Die Erektionsstörung verkörpert ein gesundheitliches Problem, das sehr gut medizinisch in den Griff zu bekommen ist. Die Therapie schlägt bei den meisten Patienten gut an. Allerdings ist es wichtig, die genaue Ursache zu kennen. Nur dann ist es möglich, eine geeignete und somit Erfolg versprechende Behandlung einzuleiten.

Therapiemöglichkeiten bei körperlicher Ursache

Zahlreiche Männer haben Angst vor der Behandlung, weil sie eine Operation befürchten. Allerdings sind Operationen die Ausnahme. In den meisten Fällen ist es möglich, die erektile Dysfunktion mit Medikamenten zu behandeln.

Medikamente gegen Erektionsstörungen sind so konzipiert, dass sie die Durchblutung im Penis verbessern. In den meisten Fällen schlägt diese Form der Behandlung sehr gut an. Schon nach kurzer Zeit ist ein deutlicher Unterschied zu bemerken. Plötzlich ist wieder eine gute Erektion des Glieds gegeben.

Allerdings kann es zu Nebenwirkungen kommen. Als typische Nebenwirkungen bei der Behandlung von erektiler Dysfunktion mit Medikamenten gelten Kopfschmerzen, Schwindelgefühl, Sehstörungen und eine verstopfte Nasse. Außerdem ist es wichtig, dass das Medikament gezielt ausgewählt wird. Wird zum falschen bzw. einem ungeeigneten Medikament gegriffen, so können womöglich Komplikationen auftreten. Gerade deshalb ist es auch so wichtig, sich vom Urologen fachkundig beraten zu lassen.

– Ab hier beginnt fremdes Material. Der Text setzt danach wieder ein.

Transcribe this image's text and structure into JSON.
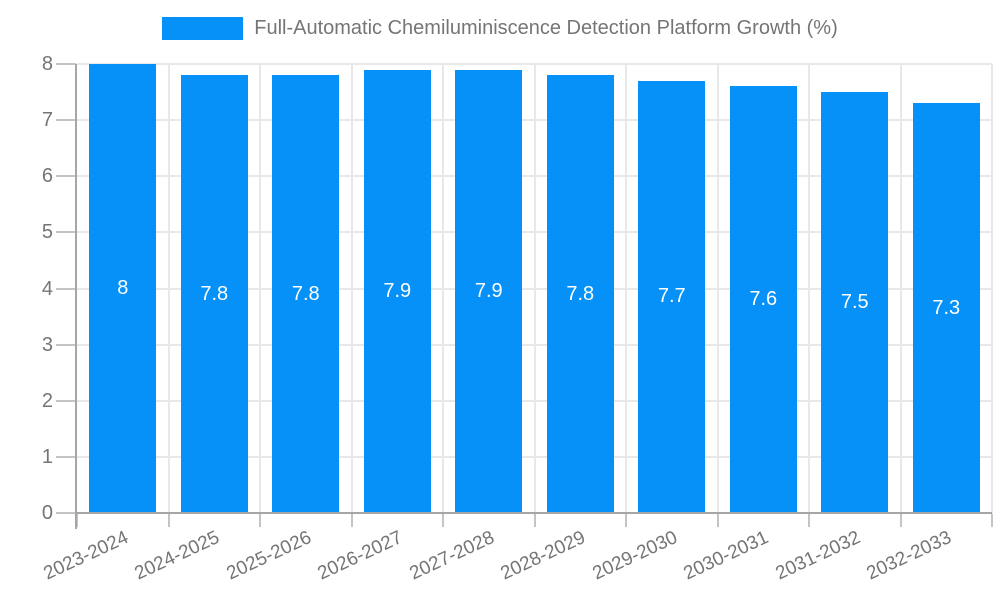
{
  "colors": {
    "bar": "#0591f7",
    "grid": "#e8e8e8",
    "axis": "#a6a6a6",
    "tick": "#c4c4c4",
    "text": "#757575",
    "value_label": "#ffffff",
    "background": "#ffffff"
  },
  "legend": {
    "label": "Full-Automatic Chemiluminiscence Detection Platform Growth (%)"
  },
  "chart_data": {
    "type": "bar",
    "title": "Full-Automatic Chemiluminiscence Detection Platform Growth (%)",
    "categories": [
      "2023-2024",
      "2024-2025",
      "2025-2026",
      "2026-2027",
      "2027-2028",
      "2028-2029",
      "2029-2030",
      "2030-2031",
      "2031-2032",
      "2032-2033"
    ],
    "values": [
      8,
      7.8,
      7.8,
      7.9,
      7.9,
      7.8,
      7.7,
      7.6,
      7.5,
      7.3
    ],
    "value_labels": [
      "8",
      "7.8",
      "7.8",
      "7.9",
      "7.9",
      "7.8",
      "7.7",
      "7.6",
      "7.5",
      "7.3"
    ],
    "xlabel": "",
    "ylabel": "",
    "ylim": [
      0,
      8
    ],
    "yticks": [
      0,
      1,
      2,
      3,
      4,
      5,
      6,
      7,
      8
    ],
    "grid": true,
    "legend_position": "top",
    "x_label_rotation_deg": -25
  }
}
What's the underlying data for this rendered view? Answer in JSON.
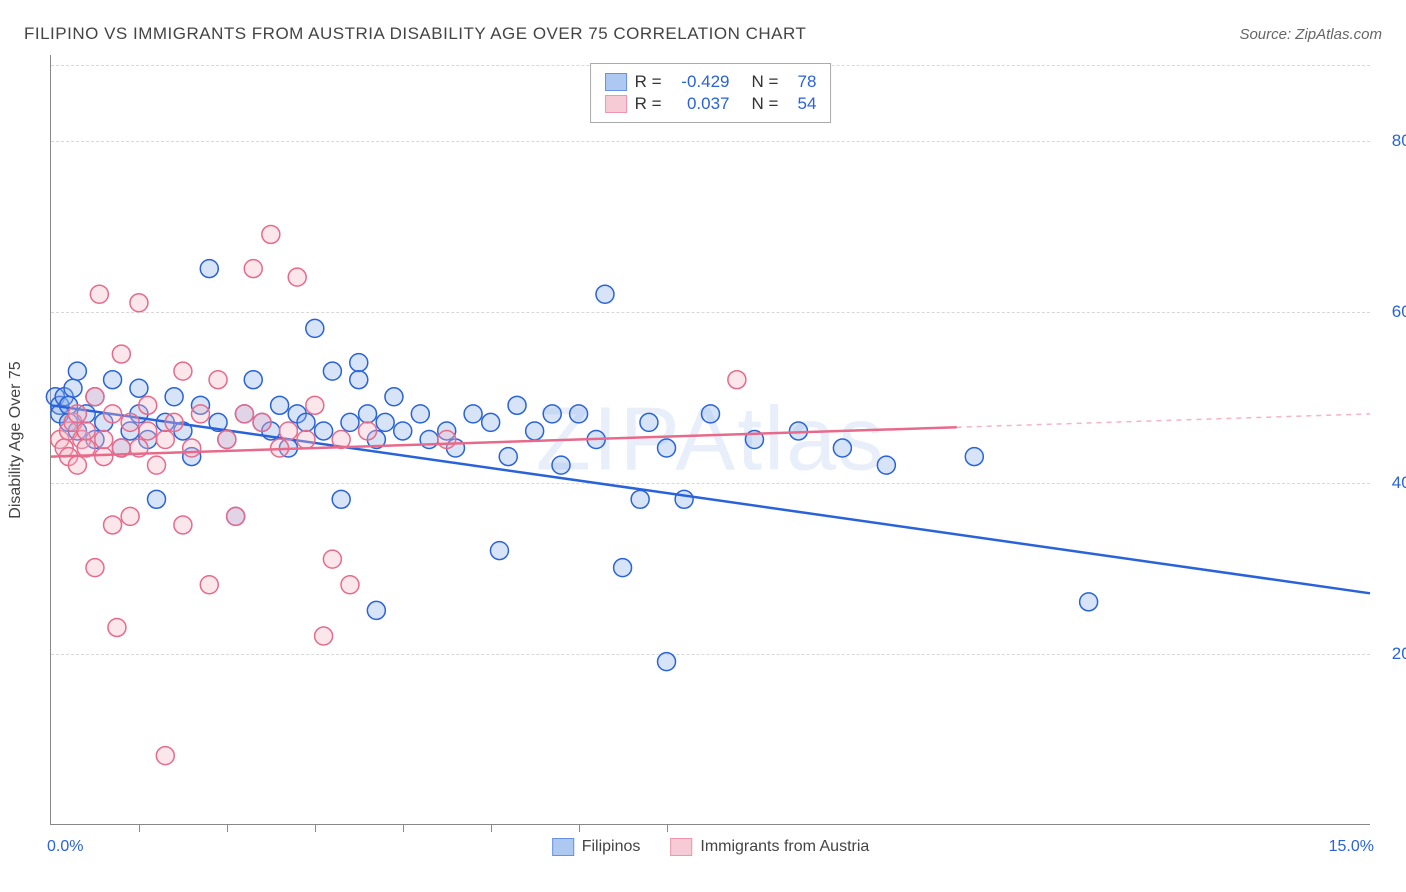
{
  "title": "FILIPINO VS IMMIGRANTS FROM AUSTRIA DISABILITY AGE OVER 75 CORRELATION CHART",
  "source": "Source: ZipAtlas.com",
  "watermark": "ZIPAtlas",
  "y_axis_title": "Disability Age Over 75",
  "chart": {
    "type": "scatter",
    "background_color": "#ffffff",
    "grid_color": "#d8d8d8",
    "axis_color": "#888888",
    "xlim": [
      0,
      15
    ],
    "ylim": [
      0,
      90
    ],
    "x_ticks": [
      0,
      1,
      2,
      3,
      4,
      5,
      6,
      7,
      15
    ],
    "x_tick_labels": {
      "0": "0.0%",
      "15": "15.0%"
    },
    "x_label_color": "#2962d9",
    "y_gridlines": [
      20,
      40,
      60,
      80
    ],
    "y_tick_labels": [
      "20.0%",
      "40.0%",
      "60.0%",
      "80.0%"
    ],
    "y_label_color": "#2962d9",
    "marker_radius": 9,
    "marker_stroke_width": 1.5,
    "marker_fill_opacity": 0.35,
    "trend_line_width": 2.5,
    "series": [
      {
        "name": "Filipinos",
        "color_stroke": "#2962d9",
        "color_fill": "#8cb3ec",
        "R": "-0.429",
        "N": "78",
        "trend": {
          "x1": 0,
          "y1": 49,
          "x2": 15,
          "y2": 27,
          "solid_until_x": 15
        },
        "points": [
          [
            0.05,
            50
          ],
          [
            0.1,
            49
          ],
          [
            0.1,
            48
          ],
          [
            0.15,
            50
          ],
          [
            0.2,
            47
          ],
          [
            0.2,
            49
          ],
          [
            0.25,
            51
          ],
          [
            0.3,
            46
          ],
          [
            0.3,
            53
          ],
          [
            0.4,
            48
          ],
          [
            0.5,
            45
          ],
          [
            0.5,
            50
          ],
          [
            0.6,
            47
          ],
          [
            0.7,
            52
          ],
          [
            0.8,
            44
          ],
          [
            0.9,
            46
          ],
          [
            1.0,
            48
          ],
          [
            1.0,
            51
          ],
          [
            1.1,
            45
          ],
          [
            1.2,
            38
          ],
          [
            1.3,
            47
          ],
          [
            1.4,
            50
          ],
          [
            1.5,
            46
          ],
          [
            1.6,
            43
          ],
          [
            1.7,
            49
          ],
          [
            1.8,
            65
          ],
          [
            1.9,
            47
          ],
          [
            2.0,
            45
          ],
          [
            2.1,
            36
          ],
          [
            2.2,
            48
          ],
          [
            2.3,
            52
          ],
          [
            2.4,
            47
          ],
          [
            2.5,
            46
          ],
          [
            2.6,
            49
          ],
          [
            2.7,
            44
          ],
          [
            2.8,
            48
          ],
          [
            2.9,
            47
          ],
          [
            3.0,
            58
          ],
          [
            3.1,
            46
          ],
          [
            3.2,
            53
          ],
          [
            3.3,
            38
          ],
          [
            3.4,
            47
          ],
          [
            3.5,
            54
          ],
          [
            3.5,
            52
          ],
          [
            3.6,
            48
          ],
          [
            3.7,
            45
          ],
          [
            3.7,
            25
          ],
          [
            3.8,
            47
          ],
          [
            3.9,
            50
          ],
          [
            4.0,
            46
          ],
          [
            4.2,
            48
          ],
          [
            4.3,
            45
          ],
          [
            4.5,
            46
          ],
          [
            4.6,
            44
          ],
          [
            4.8,
            48
          ],
          [
            5.0,
            47
          ],
          [
            5.1,
            32
          ],
          [
            5.2,
            43
          ],
          [
            5.3,
            49
          ],
          [
            5.5,
            46
          ],
          [
            5.7,
            48
          ],
          [
            5.8,
            42
          ],
          [
            6.0,
            48
          ],
          [
            6.2,
            45
          ],
          [
            6.3,
            62
          ],
          [
            6.5,
            30
          ],
          [
            6.7,
            38
          ],
          [
            6.8,
            47
          ],
          [
            7.0,
            44
          ],
          [
            7.0,
            19
          ],
          [
            7.2,
            38
          ],
          [
            7.5,
            48
          ],
          [
            8.0,
            45
          ],
          [
            8.5,
            46
          ],
          [
            9.0,
            44
          ],
          [
            9.5,
            42
          ],
          [
            10.5,
            43
          ],
          [
            11.8,
            26
          ]
        ]
      },
      {
        "name": "Immigrants from Austria",
        "color_stroke": "#e86a8a",
        "color_fill": "#f4b6c6",
        "R": "0.037",
        "N": "54",
        "trend": {
          "x1": 0,
          "y1": 43,
          "x2": 15,
          "y2": 48,
          "solid_until_x": 10.3
        },
        "points": [
          [
            0.1,
            45
          ],
          [
            0.15,
            44
          ],
          [
            0.2,
            46
          ],
          [
            0.2,
            43
          ],
          [
            0.25,
            47
          ],
          [
            0.3,
            42
          ],
          [
            0.3,
            48
          ],
          [
            0.35,
            45
          ],
          [
            0.4,
            44
          ],
          [
            0.4,
            46
          ],
          [
            0.5,
            50
          ],
          [
            0.5,
            30
          ],
          [
            0.55,
            62
          ],
          [
            0.6,
            43
          ],
          [
            0.6,
            45
          ],
          [
            0.7,
            48
          ],
          [
            0.7,
            35
          ],
          [
            0.75,
            23
          ],
          [
            0.8,
            44
          ],
          [
            0.8,
            55
          ],
          [
            0.9,
            47
          ],
          [
            0.9,
            36
          ],
          [
            1.0,
            61
          ],
          [
            1.0,
            44
          ],
          [
            1.1,
            46
          ],
          [
            1.1,
            49
          ],
          [
            1.2,
            42
          ],
          [
            1.3,
            45
          ],
          [
            1.3,
            8
          ],
          [
            1.4,
            47
          ],
          [
            1.5,
            35
          ],
          [
            1.5,
            53
          ],
          [
            1.6,
            44
          ],
          [
            1.7,
            48
          ],
          [
            1.8,
            28
          ],
          [
            1.9,
            52
          ],
          [
            2.0,
            45
          ],
          [
            2.1,
            36
          ],
          [
            2.2,
            48
          ],
          [
            2.3,
            65
          ],
          [
            2.4,
            47
          ],
          [
            2.5,
            69
          ],
          [
            2.6,
            44
          ],
          [
            2.7,
            46
          ],
          [
            2.8,
            64
          ],
          [
            2.9,
            45
          ],
          [
            3.0,
            49
          ],
          [
            3.1,
            22
          ],
          [
            3.2,
            31
          ],
          [
            3.3,
            45
          ],
          [
            3.4,
            28
          ],
          [
            3.6,
            46
          ],
          [
            4.5,
            45
          ],
          [
            7.8,
            52
          ]
        ]
      }
    ]
  },
  "legend_stats_color": "#2962d9",
  "bottom_legend": [
    {
      "label": "Filipinos",
      "stroke": "#2962d9",
      "fill": "#8cb3ec"
    },
    {
      "label": "Immigrants from Austria",
      "stroke": "#e86a8a",
      "fill": "#f4b6c6"
    }
  ]
}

Eine vollkommen andere Art der Behandlung findet bei der Schwellkörper Autoinjektionstherapie statt. Bei dieser Therapie spritzt sich der Patient einen Wirkstoff direkt in den Schwellkörper des Penis, wodurch es unmittelbar zur Erektion kommt.

Sofern eine Erektion noch ohne Medikamente möglich ist, kann eine Vakuumpumpe als Hilfsmittel herangezogen werden.

Eine weitere Möglichkeit ist der Einsatz einer Penisprothese. Diese wird per Operation eingesetzt. Sie ist nicht mehr so sehr verbreitet und wird vor allem bei Männern gewählt, die Medikamente gegen Erektionsstörungen nicht einnehmen können.

Behandlung bei psychischer Ursache

Sofern Erektionsstörungen auf eine psychische Ursache zurückzuführen sind, hat eine psychologische Behandlung zu erfolgen. In diesem Bereich ist das Spektrum an Therapien breit gefächert. Hierbei kommt es häufiger vor, dass auch die Partnerin in die Therapie einbezogen wird bzw. an den Therapiesitzungen ebenfalls teilnimmt.